Does OpenCL support CKE? The docs “imply” that it does but there are no samples for it and no real instructions on how to implement it?


We do support concurrent kernel execution in OpenCL, but there are some caveats. Currently it only works with multiple cl_command_queues - you can get overlap between kernels executing in each queue.

In practice it is often tricky to get performance gains from concurrent kernels, but if you have problems please file a bug.

I’ve tried with multiple command queues but this has not worked. Any other ideas? Is there an example from Nvidia that I can look at, I didn’t see one in the SDK examples, quite unfortunate?

What hardware are you using? Concurrent kernels are only supported on Fermi.

I agree we should have an SDK sample, we’ll work on that.

I have a GTX480 I am running it on, Fermi, yes, I know it’s only supported on Fermi.

So basically, I’m trying to run a MatrixTranspose and a SimpleConvolution concurrently. When done without any wait events or clFinish(), the SimpleConvolution executes first (though it’s written second in the code), when this is done I get some really long execute time for MatrixTranspose, like 47303 (when it actually takes ~8200 when run alone) and the time for the SimpleConv doesn’t change, ~26000.

The problem is that if I block the MatrixTranspose, I get the right run time (~8200) but then there is no concurreny correct? Because I am blocking it with a wait evt or clFinish?

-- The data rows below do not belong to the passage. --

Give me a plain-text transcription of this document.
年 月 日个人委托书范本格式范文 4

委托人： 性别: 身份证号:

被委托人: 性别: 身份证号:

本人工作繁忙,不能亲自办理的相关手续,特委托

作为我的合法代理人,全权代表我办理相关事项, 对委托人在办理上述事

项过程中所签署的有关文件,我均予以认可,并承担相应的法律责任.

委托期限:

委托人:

Now, it’s possible that I may see no benefit with these two kernels, but my problem is that I can’t even tell if concurrent is even working (which is all I want to know, I’m not really “looking” for speedup but I want to do a comparison with concurrent kernels and need to get this working).

BTW, thanks for the help.

Try running a compute bound problem parallel to a memory bandwidth bound problem - maybe you can demonstrate some speedup that way.

Or sample the actual order of execution using atomic operations.

See, that is somewhat confusing to me, if only one kernel runs at one time on any given multiprocessor, is there some kernel switching? For example, if one kernels is waiting for fetches from global memory will it be switched out with another kernel until those fetches come?

I also tried a BlackScholes with MatrixTranspose and ran into the same problem, even if it’s getting speedup, which I don’t think it is, I can’t tell because the profile is giving me these really long run times unless I block the kernel.

No, kernels are never switched (at least on current hardware, although the PTX manual reserves the right to change that in the future). Concurrent kernels run on different SMs.

So my suggestion to try a compute bound and a memory bound kernel in parallel is indeed on the assumption that SMs may share their memory bandwidth asymmetrically. This was based on the further assumption that Nvidia would probably use a ringbus to connect the SMs to the memory controllers. Any of those assupmtions may be wrong of course, particularly remembering how Nvidia blamed the complexity of the fabric for Fermi’s delays.

I wouldn’t rely on the profiler for determining whether kernels execute in parallel, as the profiler itself changes how kernels are executed (I vaguely remember that it prevents parallel kernel execution at all?).

Also note that kernels only run in parallel once the first kernel does not occupy all SMs anymore. Thus parallel execution is best demonstrated if both kernels together use fewer blocks than there are SMs on the GPU (even though that configuration does not achieve full throughput).